Oak-oak-oak savanna


Photo courtesy of  oaksavannas.org .

Photo courtesy of oaksavannas.org.

By Win Cowger

Ever wonder what an oak tree talking to another oak sounds like? I know… Oak-Oak-OAK.

An oak savanna — especially one that doesn’t need management – is a rare ecosystem.

For an ecosystem to be a savanna it needs to be made up of trees and grasses. The area needs to be greater than 50% grasses when looked at from above. We cleared brush and undesirable woody species at Easter Lake Park so that we can burn this fall.


The Polk County Crew worked on restoring this oak savanna at Easter Lake Park. 

The Polk County Crew worked on restoring this oak savanna at Easter Lake Park. 

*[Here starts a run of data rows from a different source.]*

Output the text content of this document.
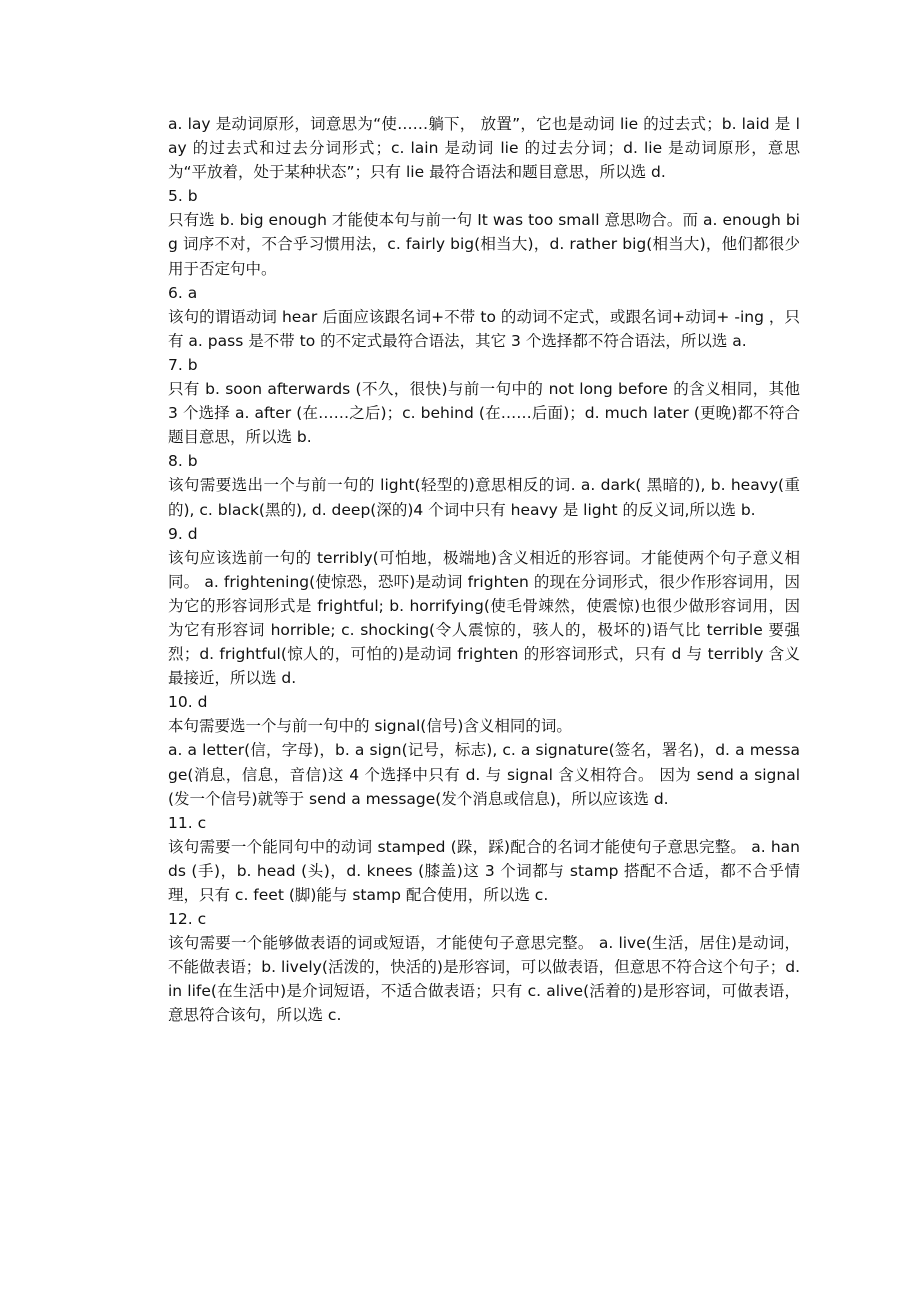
a. lay 是动词原形，词意思为“使……躺下， 放置”，它也是动词 lie 的过去式；b. laid 是 lay 的过去式和过去分词形式；c. lain 是动词 lie 的过去分词；d. lie 是动词原形，意思为“平放着，处于某种状态”；只有 lie 最符合语法和题目意思，所以选 d.

5. b

只有选 b. big enough 才能使本句与前一句 It was too small 意思吻合。而 a. enough big 词序不对，不合乎习惯用法，c. fairly big(相当大)，d. rather big(相当大)，他们都很少用于否定句中。

6. a

该句的谓语动词 hear 后面应该跟名词+不带 to 的动词不定式，或跟名词+动词+ -ing ，只有 a. pass 是不带 to 的不定式最符合语法，其它 3 个选择都不符合语法，所以选 a.

7. b

只有 b. soon afterwards (不久，很快)与前一句中的 not long before 的含义相同，其他 3 个选择 a. after (在……之后)；c. behind (在……后面)；d. much later (更晚)都不符合题目意思，所以选 b.

8. b

该句需要选出一个与前一句的 light(轻型的)意思相反的词. a. dark( 黑暗的), b. heavy(重的), c. black(黑的), d. deep(深的)4 个词中只有 heavy 是 light 的反义词,所以选 b.

9. d

该句应该选前一句的 terribly(可怕地，极端地)含义相近的形容词。才能使两个句子意义相同。 a. frightening(使惊恐，恐吓)是动词 frighten 的现在分词形式，很少作形容词用，因为它的形容词形式是 frightful; b. horrifying(使毛骨竦然，使震惊)也很少做形容词用，因为它有形容词 horrible; c. shocking(令人震惊的，骇人的，极坏的)语气比 terrible 要强烈；d. frightful(惊人的，可怕的)是动词 frighten 的形容词形式，只有 d 与 terribly 含义最接近，所以选 d.

10. d

本句需要选一个与前一句中的 signal(信号)含义相同的词。

a. a letter(信，字母)，b. a sign(记号，标志), c. a signature(签名，署名)，d. a message(消息，信息，音信)这 4 个选择中只有 d. 与 signal 含义相符合。 因为 send a signal(发一个信号)就等于 send a message(发个消息或信息)，所以应该选 d.

11. c

该句需要一个能同句中的动词 stamped (跺，踩)配合的名词才能使句子意思完整。 a. hands (手)，b. head (头)，d. knees (膝盖)这 3 个词都与 stamp 搭配不合适，都不合乎情理，只有 c. feet (脚)能与 stamp 配合使用，所以选 c.

12. c

该句需要一个能够做表语的词或短语，才能使句子意思完整。 a. live(生活，居住)是动词，不能做表语；b. lively(活泼的，快活的)是形容词，可以做表语，但意思不符合这个句子；d. in life(在生活中)是介词短语，不适合做表语；只有 c. alive(活着的)是形容词，可做表语，意思符合该句，所以选 c.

Oak savanna is a fire-dependent ecosystem. For the tree stand to be so thin, it requires regular fire events to kill saplings. Oaks have tree bark that is fire-resistant and leaves with chemicals that are extra flammable.

To determine if an oak savanna is suitable for restoration, the oaks must be open-grown with wide spreading branches, showing that the area was once an oak savanna. Oak trees don’t grow wide when crowded. Oak savannas have both trees and prairie plants. Lots of plant diversity and even some plants that specialize in the ecosystem are common. One of the reasons oak savannahs are so rare is that they were the first thing settlers developed. To a settler, an oak savanna was a gold mine of everything one needed to start a home: grazing areas for animals, shade in the summer, arable land and timber.*

I am glad that even after so much development I have experienced an oak savanna. Here is my account:

While sharpening my chainsaw, I looked up at a notchy-barked tree. It seemed familiar. I saw its wide twisting branches and its deep green leaves. Oaks are not only the favored trees of naturalists, but are mine, too. I stood up and looked around for a tree to girdle. “Girdle everything but the oaks, cherries and walnuts,” we were told. We must have started in a good place because all there was as far as my eye could see were oaks, spaced about 30 yards away from each other, and grass up to my waist. I tried to come up with the words to describe it in a poem, as I always do when I see a beautiful sight, but this time all I could say was “home.”


You can find oak savannas throughout North America. The two x’s on the map show the places I have spent most of my life.  oaksavannas.org/geography.html

You can find oak savannas throughout North America. The two x’s on the map show the places I have spent most of my life. 
oaksavannas.org/geography.html

I grew up in the Bay Area of California where our ecosystem was made up almost entirely of oak savanna. We had different types of oak trees than Iowa but the view was the same: rolling hills, blowing grass and wise trees. This is peace to me. When I tell people I live in Iowa and am from California they often ask me why. I think now I will respond that it wasn’t the cheap schools, or the number of jobs, or even a girl, but maybe it was a call I didn’t realize I was hearing, from the oak savanna. 

*Factual information in this blog comes from oaksavannas.org.